Thursday, March 28, 2024
46.0°F

NFL player Phillip Adams killed 5, then himself

by MICHELLE LIU and MEG KINNARD Associated Press
| April 8, 2021 10:00 AM

ROCK HILL, S.C. (AP) — The gunman who killed five people including a prominent doctor in South Carolina was former NFL player Phillip Adams, who killed himself early Thursday, according to a person who was briefed on the investigation.

This person, who spoke on condition of anonymity because he wasn't authorized to speak publicly, said Adams' parents live near the doctor's home in Rock Hill, and that he had been treated by the doctor. He said Adams killed himself after midnight with a .45-caliber weapon.

The York County Sheriff's Office said they had searched for hours before finding the suspect in a nearby home.

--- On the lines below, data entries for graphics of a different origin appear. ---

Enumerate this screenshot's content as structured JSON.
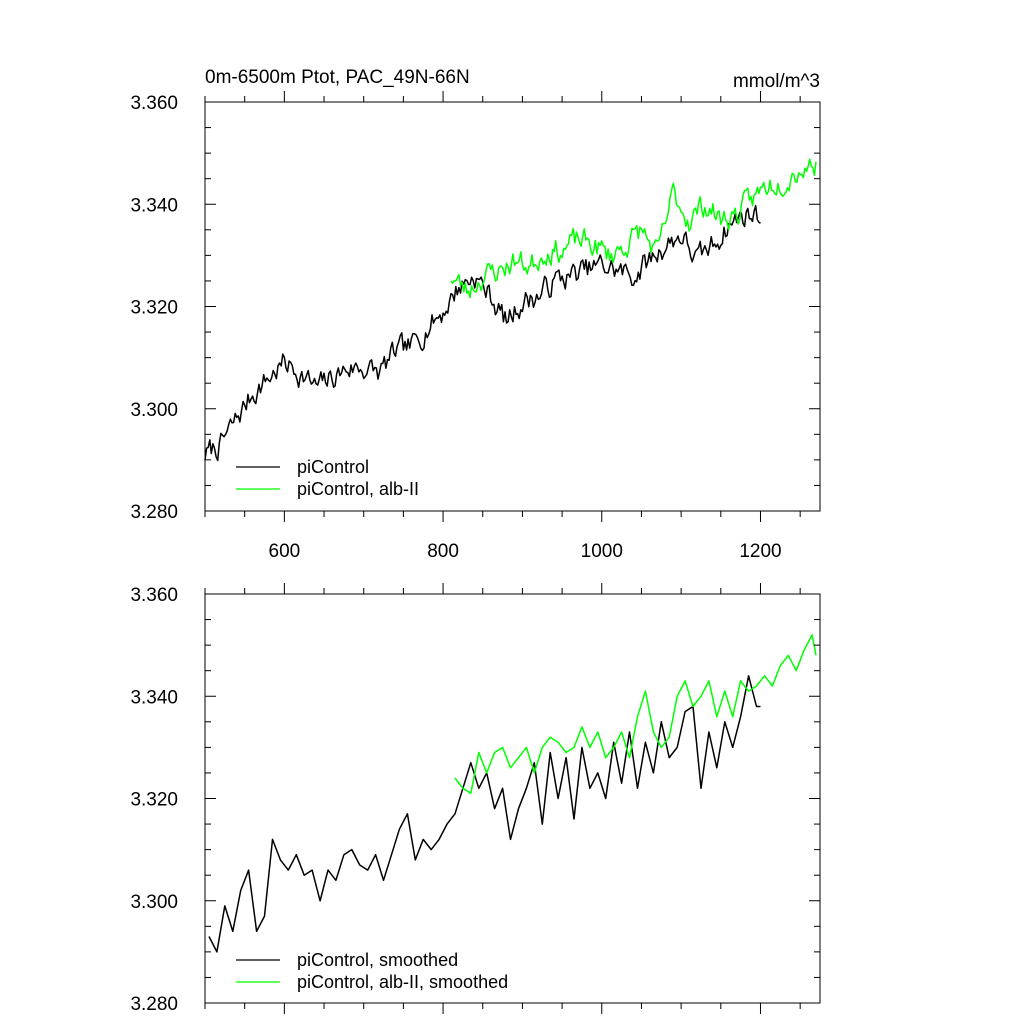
{
  "chart_data": [
    {
      "type": "line",
      "title": "0m-6500m Ptot, PAC_49N-66N",
      "units": "mmol/m^3",
      "xlim": [
        500,
        1275
      ],
      "ylim": [
        3.28,
        3.36
      ],
      "x_ticks": [
        600,
        800,
        1000,
        1200
      ],
      "x_tick_labels": [
        "600",
        "800",
        "1000",
        "1200"
      ],
      "y_ticks": [
        3.28,
        3.3,
        3.32,
        3.34,
        3.36
      ],
      "y_tick_labels": [
        "3.280",
        "3.300",
        "3.320",
        "3.340",
        "3.360"
      ],
      "legend": {
        "position": "bottom-left",
        "entries": [
          "piControl",
          "piControl, alb-II"
        ]
      },
      "series": [
        {
          "name": "piControl",
          "color": "#000000",
          "x": [
            500,
            520,
            540,
            560,
            580,
            600,
            620,
            640,
            660,
            680,
            700,
            720,
            740,
            760,
            780,
            800,
            820,
            840,
            860,
            880,
            900,
            920,
            940,
            960,
            980,
            1000,
            1020,
            1040,
            1060,
            1080,
            1100,
            1120,
            1140,
            1160,
            1180,
            1200
          ],
          "values": [
            3.291,
            3.293,
            3.298,
            3.303,
            3.306,
            3.309,
            3.307,
            3.304,
            3.306,
            3.308,
            3.308,
            3.307,
            3.311,
            3.312,
            3.316,
            3.319,
            3.324,
            3.326,
            3.322,
            3.317,
            3.321,
            3.322,
            3.325,
            3.326,
            3.327,
            3.328,
            3.327,
            3.326,
            3.329,
            3.332,
            3.334,
            3.329,
            3.332,
            3.336,
            3.338,
            3.338
          ],
          "noise": 0.0045,
          "step": 2,
          "seed": 7
        },
        {
          "name": "piControl, alb-II",
          "color": "#00ff00",
          "x": [
            810,
            830,
            850,
            870,
            890,
            910,
            930,
            950,
            970,
            990,
            1010,
            1030,
            1050,
            1070,
            1090,
            1110,
            1130,
            1150,
            1170,
            1190,
            1210,
            1230,
            1250,
            1270
          ],
          "values": [
            3.326,
            3.323,
            3.326,
            3.327,
            3.329,
            3.328,
            3.331,
            3.331,
            3.333,
            3.332,
            3.33,
            3.332,
            3.335,
            3.33,
            3.342,
            3.337,
            3.34,
            3.337,
            3.338,
            3.341,
            3.344,
            3.345,
            3.347,
            3.348
          ],
          "noise": 0.0045,
          "step": 2,
          "seed": 23
        }
      ]
    },
    {
      "type": "line",
      "xlim": [
        500,
        1275
      ],
      "ylim": [
        3.28,
        3.36
      ],
      "x_ticks": [
        600,
        800,
        1000,
        1200
      ],
      "y_ticks": [
        3.28,
        3.3,
        3.32,
        3.34,
        3.36
      ],
      "y_tick_labels": [
        "3.280",
        "3.300",
        "3.320",
        "3.340",
        "3.360"
      ],
      "legend": {
        "position": "bottom-left",
        "entries": [
          "piControl, smoothed",
          "piControl, alb-II, smoothed"
        ]
      },
      "series": [
        {
          "name": "piControl, smoothed",
          "color": "#000000",
          "x": [
            505,
            515,
            525,
            535,
            545,
            555,
            565,
            575,
            585,
            595,
            605,
            615,
            625,
            635,
            645,
            655,
            665,
            675,
            685,
            695,
            705,
            715,
            725,
            735,
            745,
            755,
            765,
            775,
            785,
            795,
            805,
            815,
            825,
            835,
            845,
            855,
            865,
            875,
            885,
            895,
            905,
            915,
            925,
            935,
            945,
            955,
            965,
            975,
            985,
            995,
            1005,
            1015,
            1025,
            1035,
            1045,
            1055,
            1065,
            1075,
            1085,
            1095,
            1105,
            1115,
            1125,
            1135,
            1145,
            1155,
            1165,
            1175,
            1185,
            1195,
            1200
          ],
          "values": [
            3.293,
            3.29,
            3.299,
            3.294,
            3.302,
            3.306,
            3.294,
            3.297,
            3.312,
            3.308,
            3.306,
            3.309,
            3.305,
            3.306,
            3.3,
            3.306,
            3.304,
            3.309,
            3.31,
            3.307,
            3.306,
            3.309,
            3.304,
            3.309,
            3.314,
            3.317,
            3.308,
            3.312,
            3.31,
            3.312,
            3.315,
            3.317,
            3.322,
            3.327,
            3.322,
            3.325,
            3.318,
            3.322,
            3.312,
            3.318,
            3.322,
            3.327,
            3.315,
            3.329,
            3.32,
            3.328,
            3.316,
            3.33,
            3.322,
            3.325,
            3.32,
            3.331,
            3.323,
            3.333,
            3.322,
            3.331,
            3.325,
            3.335,
            3.328,
            3.33,
            3.337,
            3.338,
            3.322,
            3.333,
            3.326,
            3.335,
            3.33,
            3.336,
            3.344,
            3.338,
            3.338
          ]
        },
        {
          "name": "piControl, alb-II, smoothed",
          "color": "#00ff00",
          "x": [
            815,
            825,
            835,
            845,
            855,
            865,
            875,
            885,
            895,
            905,
            915,
            925,
            935,
            945,
            955,
            965,
            975,
            985,
            995,
            1005,
            1015,
            1025,
            1035,
            1045,
            1055,
            1065,
            1075,
            1085,
            1095,
            1105,
            1115,
            1125,
            1135,
            1145,
            1155,
            1165,
            1175,
            1185,
            1195,
            1205,
            1215,
            1225,
            1235,
            1245,
            1255,
            1265,
            1270
          ],
          "values": [
            3.324,
            3.322,
            3.321,
            3.329,
            3.325,
            3.329,
            3.33,
            3.326,
            3.328,
            3.33,
            3.325,
            3.33,
            3.332,
            3.331,
            3.329,
            3.33,
            3.334,
            3.33,
            3.333,
            3.328,
            3.33,
            3.333,
            3.328,
            3.336,
            3.341,
            3.333,
            3.33,
            3.332,
            3.34,
            3.343,
            3.338,
            3.34,
            3.343,
            3.336,
            3.341,
            3.336,
            3.343,
            3.341,
            3.342,
            3.344,
            3.342,
            3.346,
            3.348,
            3.345,
            3.349,
            3.352,
            3.348
          ]
        }
      ]
    }
  ]
}
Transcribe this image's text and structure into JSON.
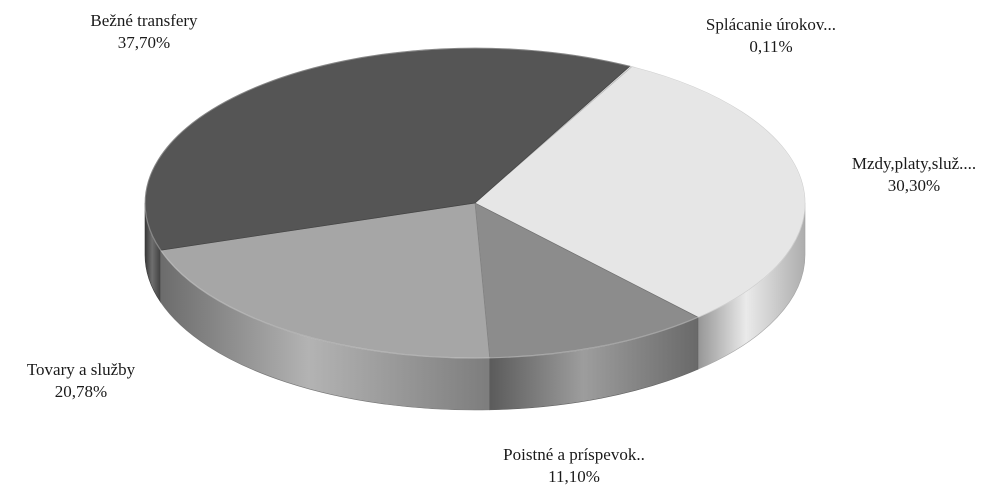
{
  "chart_data": {
    "type": "pie",
    "style": "3d",
    "title": "",
    "slices": [
      {
        "label": "Splácanie úrokov...",
        "value": 0.11,
        "value_label": "0,11%",
        "color": "#e6e6e6"
      },
      {
        "label": "Mzdy,platy,služ....",
        "value": 30.3,
        "value_label": "30,30%",
        "color": "#e6e6e6"
      },
      {
        "label": "Poistné a príspevok..",
        "value": 11.1,
        "value_label": "11,10%",
        "color": "#8c8c8c"
      },
      {
        "label": "Tovary a služby",
        "value": 20.78,
        "value_label": "20,78%",
        "color": "#a6a6a6"
      },
      {
        "label": "Bežné transfery",
        "value": 37.7,
        "value_label": "37,70%",
        "color": "#555555"
      }
    ],
    "legend": "none"
  }
}
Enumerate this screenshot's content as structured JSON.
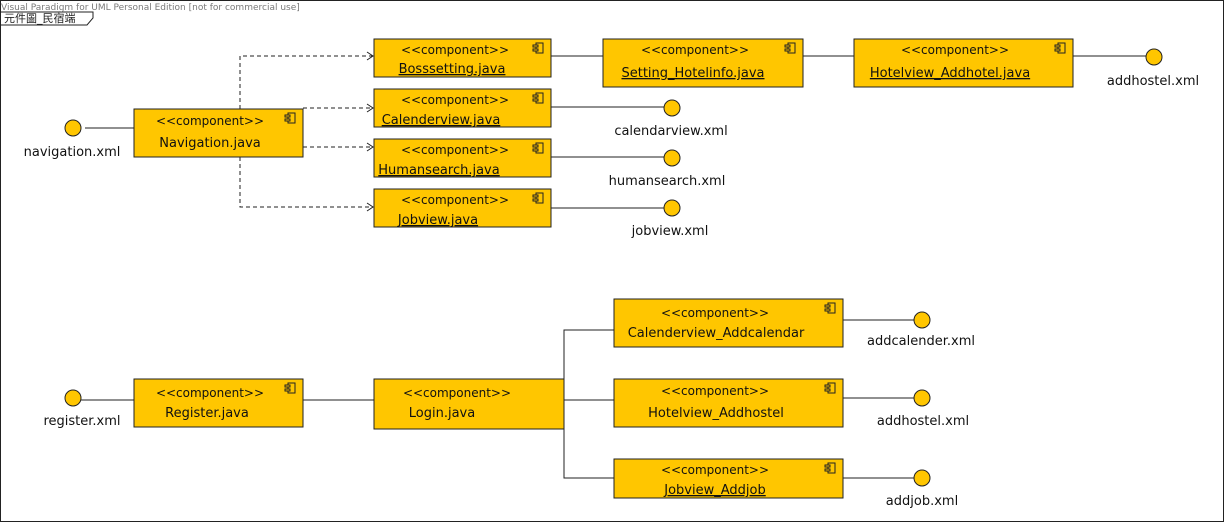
{
  "watermark": "Visual Paradigm for UML Personal Edition [not for commercial use]",
  "diagram_title": "元件圖_民宿端",
  "stereotype": "<<component>>",
  "components": {
    "bosssetting": "Bosssetting.java",
    "setting_hotelinfo": "Setting_Hotelinfo.java",
    "hotelview_addhotel": "Hotelview_Addhotel.java",
    "navigation": "Navigation.java",
    "calenderview": "Calenderview.java",
    "humansearch": "Humansearch.java",
    "jobview": "Jobview.java",
    "register": "Register.java",
    "login": "Login.java",
    "calenderview_addcalendar": "Calenderview_Addcalendar",
    "hotelview_addhostel": "Hotelview_Addhostel",
    "jobview_addjob": "Jobview_Addjob"
  },
  "interfaces": {
    "addhostel_top": "addhostel.xml",
    "navigation": "navigation.xml",
    "calendarview": "calendarview.xml",
    "humansearch": "humansearch.xml",
    "jobview": "jobview.xml",
    "register": "register.xml",
    "addcalender": "addcalender.xml",
    "addhostel": "addhostel.xml",
    "addjob": "addjob.xml"
  }
}
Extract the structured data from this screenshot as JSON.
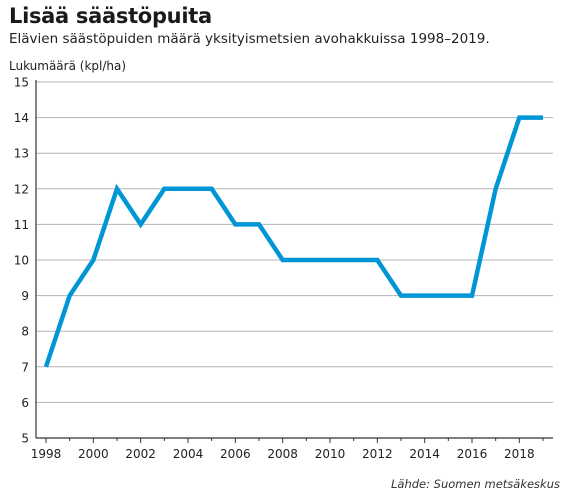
{
  "chart_data": {
    "type": "line",
    "title": "Lisää säästöpuita",
    "subtitle": "Elävien säästöpuiden määrä yksityismetsien avohakkuissa 1998–2019.",
    "ylabel": "Lukumäärä (kpl/ha)",
    "source": "Lähde: Suomen metsäkeskus",
    "xlim": [
      1998,
      2019
    ],
    "ylim": [
      5,
      15
    ],
    "x_ticks": [
      "1998",
      "2000",
      "2002",
      "2004",
      "2006",
      "2008",
      "2010",
      "2012",
      "2014",
      "2016",
      "2018"
    ],
    "y_ticks": [
      "5",
      "6",
      "7",
      "8",
      "9",
      "10",
      "11",
      "12",
      "13",
      "14",
      "15"
    ],
    "grid": true,
    "line_color": "#0096d6",
    "series": [
      {
        "x": [
          1998,
          1999,
          2000,
          2001,
          2002,
          2003,
          2004,
          2005,
          2006,
          2007,
          2008,
          2009,
          2010,
          2011,
          2012,
          2013,
          2014,
          2015,
          2016,
          2017,
          2018,
          2019
        ],
        "values": [
          7,
          9,
          10,
          12,
          11,
          12,
          12,
          12,
          11,
          11,
          10,
          10,
          10,
          10,
          10,
          9,
          9,
          9,
          9,
          12,
          14,
          14
        ]
      }
    ]
  }
}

Dr. Robert Lesslie, 70, and his wife, Barbara Lesslie, 69, were pronounced dead at the scene along with grandchildren Adah Lesslie, 9, and Noah Lesslie, 5, the York County coroner’s office said.

A man who had been working at the home, James Lewis, 38, from Gaston, was found shot to death outside, and a sixth person was hospitalized with “serious gunshot wounds,” York County Sheriff’s Office’s spokesperson Trent Faris said.

Adams, 33, played in 78 NFL games over five seasons for six teams. A safety and special teams player from South Carolina State, he joined the 49ers in 2010 as a seventh-round draft pick.

Rarely a starter, Adams also was with New England, Seattle, Oakland and the New York Jets, finishing his career with the Atlanta Falcons in 2015.

As a rookie late in the 2010 season, Adams suffered a severe ankle injury that required surgery that included several screws being inserted into the leg. He never played for the 49ers again, getting released just before the 2011 season began and signing with New England. He moved next to the Raiders, where he had 2 concussions in a 3-game period in 2012.

Whether Adams suffered long-lasting injuries from his concussions as a player wasn’t immediately clear. Adams would not have been eligible for testing as part of a broad settlement between the league and its former players over such injuries, because he hadn’t retired by 2014.

Adams’ father told a Charlotte television station that he blamed football for problems that may have led his son to commit Wednesday’s violence.

“I can say he’s a good kid, he was a good kid, and I think the football messed him up,” Alonzo Adams told WCNC-TV. “He didn't talk much and he didn't bother nobody.”

Faris said early Thursday that deputies were called around 4:45 p.m. Wednesday to the Lesslies' home, and evacuated the neighbors as they spent hours searching for a suspect with police dogs before finding him in a nearby home.

Allison Hope, who lives across the road, said police allowed her to return home around 9 p.m. Wednesday, just before she saw a vehicle pull into the Adams' driveway. She said law enforcement quickly surrounded the house and then spent hours negotiating with Adams, using a loudspeaker and sending in a robot to scan the house. She said authorities repeatedly asked Adams to come out, and promised to get his disabled mother out safely, before Adams shot himself.

“This is something I can’t grasp yet. I can’t put it all together and I’m trying to, and I witnessed it,” Hope said. “I feel bad for him because if it was mental or something going on in his life or whatever, you know, he needed help, and that’s the sad part."

Faris provided few details early Thursday ahead of a planned news conference.

“We have found the person we believe is responsible and we are with him at this time and that’s all I can say about the suspect,” Faris said, adding that they had no reason to believe anyone else was involved. “We are currently at his house and we are serving a search warrant.”

Later Thursday, a few sheriff’s deputies were posted near the Lesslie home, which is far beyond an arched stone gate, up a long paved driveway and not visible from the road. The Adams home, roughly a mile down the road, is a modest, one-story brick house with several cars in the driveway.

Lesslie had worked for decades as an emergency room doctor in Rock Hill, board-certified in both emergency medicine and occupational medicine and serving as emergency department medical director for nearly 15 years at Rock Hill General Hospital, according to his website.

He founded two urgent care centers in the area and wrote a weekly medical column for The Charlotte Observer. He also wrote a book, “Angels in the ER,” collecting what he termed “inspiring true stories” from his time in the emergency department.

“I know without a doubt that life is fragile,” Lesslie wrote, according to an excerpt. “I have come to understand that humility may be the greatest virtue. And I am convinced we need to take the time to say the things we deeply feel to the people we deeply care about.”

Faris said Lesslie was very well known in the Rock Hill community.

“Dr. Lesslie was my doctor growing up,” Faris said. “Dr. Lesslie has been one of those people that everybody knows. He started Riverview Medical Center in Rock Hill and it’s been a staple in Rock Hill for years.”

A biography page said he and his wife raised four children, and that Lesslie received his degree at the Medical University of South Carolina.

Rock Hill is a city in northernmost South Carolina about 25 miles (40 kilometers) southwest of Charlotte, North Carolina.